Microsoft's New "M" Programming Language
In a software-centric world where there are already have many, many languages to program in, from scripting to bytecode compiled languages, to frameworks on top of languages and embedded languages, now Redmond wants to bring another language to the table, titled ‘M’.
The new language is to be a part of Microsoft’s new Oslo development and service-oriented strategy, incorporating features from XAML while being textual and domain-specific. M is to be used directly with 2 other components to be released with M along with Visual Studio 2010: Quadrant, a tool for building models visually, and a repository for storing and viewing models in an SQL database.
Microsoft has not said much other than that about the new language, but it will presumably be a compiled .Net language, and from what Microsoft said, M is to strive to be cross-platform…. with a catch.
By “cross platform”, Microsoft means, “cross platform as long the other platform authors write a backend for the code, and the SQL database MUST be hosted on MS SQL, a proprietary Microsoft Windows service”. It makes perfect sense for being cross platform, if you are Microsoft and trying to purchase many copies of Windows (therefore generating revenue, and presumably the version is Vista or win2k8 since XP is out).

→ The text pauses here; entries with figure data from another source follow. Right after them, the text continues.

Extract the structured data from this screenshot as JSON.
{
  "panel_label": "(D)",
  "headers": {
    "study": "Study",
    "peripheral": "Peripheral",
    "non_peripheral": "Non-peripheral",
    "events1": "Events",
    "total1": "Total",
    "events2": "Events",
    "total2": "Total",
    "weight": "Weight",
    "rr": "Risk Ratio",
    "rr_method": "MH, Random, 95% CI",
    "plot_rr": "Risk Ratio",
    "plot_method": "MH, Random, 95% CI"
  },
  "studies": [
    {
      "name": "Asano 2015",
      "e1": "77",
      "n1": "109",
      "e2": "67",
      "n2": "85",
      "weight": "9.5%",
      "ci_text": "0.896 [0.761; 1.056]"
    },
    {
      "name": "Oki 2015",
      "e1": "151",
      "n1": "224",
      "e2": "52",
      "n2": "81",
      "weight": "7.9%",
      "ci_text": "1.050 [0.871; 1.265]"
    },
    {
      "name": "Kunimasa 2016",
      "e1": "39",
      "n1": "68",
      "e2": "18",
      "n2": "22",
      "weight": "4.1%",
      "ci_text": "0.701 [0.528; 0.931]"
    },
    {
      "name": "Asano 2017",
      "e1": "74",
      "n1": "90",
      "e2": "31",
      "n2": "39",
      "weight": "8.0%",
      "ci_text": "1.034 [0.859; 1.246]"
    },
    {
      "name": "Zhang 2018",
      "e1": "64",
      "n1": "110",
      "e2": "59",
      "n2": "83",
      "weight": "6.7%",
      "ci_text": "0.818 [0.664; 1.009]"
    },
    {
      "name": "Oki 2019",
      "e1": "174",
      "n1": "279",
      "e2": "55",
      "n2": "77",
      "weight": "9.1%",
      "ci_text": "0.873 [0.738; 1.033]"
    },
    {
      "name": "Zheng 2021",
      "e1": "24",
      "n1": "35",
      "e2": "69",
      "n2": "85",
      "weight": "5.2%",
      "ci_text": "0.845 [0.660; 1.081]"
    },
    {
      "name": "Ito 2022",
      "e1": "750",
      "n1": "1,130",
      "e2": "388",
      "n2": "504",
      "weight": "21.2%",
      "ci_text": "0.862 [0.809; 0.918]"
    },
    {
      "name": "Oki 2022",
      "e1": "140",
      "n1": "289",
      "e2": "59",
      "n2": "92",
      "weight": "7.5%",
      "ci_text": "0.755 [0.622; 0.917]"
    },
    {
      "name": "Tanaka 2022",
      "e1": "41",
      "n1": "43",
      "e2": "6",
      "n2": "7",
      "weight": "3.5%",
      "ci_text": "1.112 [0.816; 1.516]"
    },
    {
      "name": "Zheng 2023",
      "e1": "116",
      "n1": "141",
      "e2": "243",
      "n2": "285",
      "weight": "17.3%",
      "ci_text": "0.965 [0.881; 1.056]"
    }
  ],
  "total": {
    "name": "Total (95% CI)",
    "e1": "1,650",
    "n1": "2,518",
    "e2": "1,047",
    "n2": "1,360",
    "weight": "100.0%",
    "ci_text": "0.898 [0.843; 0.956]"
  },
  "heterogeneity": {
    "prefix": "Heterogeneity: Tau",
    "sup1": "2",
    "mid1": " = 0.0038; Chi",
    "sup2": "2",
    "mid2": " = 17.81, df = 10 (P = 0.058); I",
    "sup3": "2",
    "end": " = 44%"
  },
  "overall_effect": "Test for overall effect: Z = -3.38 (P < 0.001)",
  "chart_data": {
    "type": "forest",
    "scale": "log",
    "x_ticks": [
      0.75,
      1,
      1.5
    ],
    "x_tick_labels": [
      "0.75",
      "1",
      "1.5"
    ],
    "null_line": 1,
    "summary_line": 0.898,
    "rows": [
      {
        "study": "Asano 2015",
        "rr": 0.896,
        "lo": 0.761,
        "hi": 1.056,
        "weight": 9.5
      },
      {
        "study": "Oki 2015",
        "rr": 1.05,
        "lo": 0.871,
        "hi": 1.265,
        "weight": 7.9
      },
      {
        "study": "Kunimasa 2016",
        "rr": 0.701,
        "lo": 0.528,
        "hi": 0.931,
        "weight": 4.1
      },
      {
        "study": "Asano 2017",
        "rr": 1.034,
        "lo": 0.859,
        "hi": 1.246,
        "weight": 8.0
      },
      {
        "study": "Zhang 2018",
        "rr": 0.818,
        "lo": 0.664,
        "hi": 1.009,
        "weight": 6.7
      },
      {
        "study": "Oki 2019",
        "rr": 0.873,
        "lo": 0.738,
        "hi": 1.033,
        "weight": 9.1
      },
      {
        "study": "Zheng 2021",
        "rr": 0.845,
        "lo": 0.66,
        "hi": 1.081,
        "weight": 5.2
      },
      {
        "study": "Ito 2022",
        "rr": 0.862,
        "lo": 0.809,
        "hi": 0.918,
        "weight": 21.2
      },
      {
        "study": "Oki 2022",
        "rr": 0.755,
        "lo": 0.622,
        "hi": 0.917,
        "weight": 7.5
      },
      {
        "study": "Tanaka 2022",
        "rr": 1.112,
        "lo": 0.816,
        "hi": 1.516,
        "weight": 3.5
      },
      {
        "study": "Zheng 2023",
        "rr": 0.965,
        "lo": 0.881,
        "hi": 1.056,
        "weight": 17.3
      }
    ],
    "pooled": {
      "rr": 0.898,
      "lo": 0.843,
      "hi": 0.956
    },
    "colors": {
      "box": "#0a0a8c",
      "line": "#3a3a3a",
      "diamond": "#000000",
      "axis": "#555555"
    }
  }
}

Another source says the language is actually their ‘D’ language (and no, Microsoft did not originally invent D either), only revamped to fit into their new Oslo modeling strategy and renamed to a further letter down the alphabet to attract new interest in an old product.
The fundamentals and principals of the language are attractive, especially for OOP, but its ties to MS SQL and .net would only really make it attractive to Windows-specific applications, although its integration with ASP.net is unclear at this point.
The mono project does a descent job of allowing .net code to run on non-windows platforms, and if M adheres to the same standards then after a given time M-written applications will be penguin-friendly as well if Microsoft can get around the MS SQL dependency.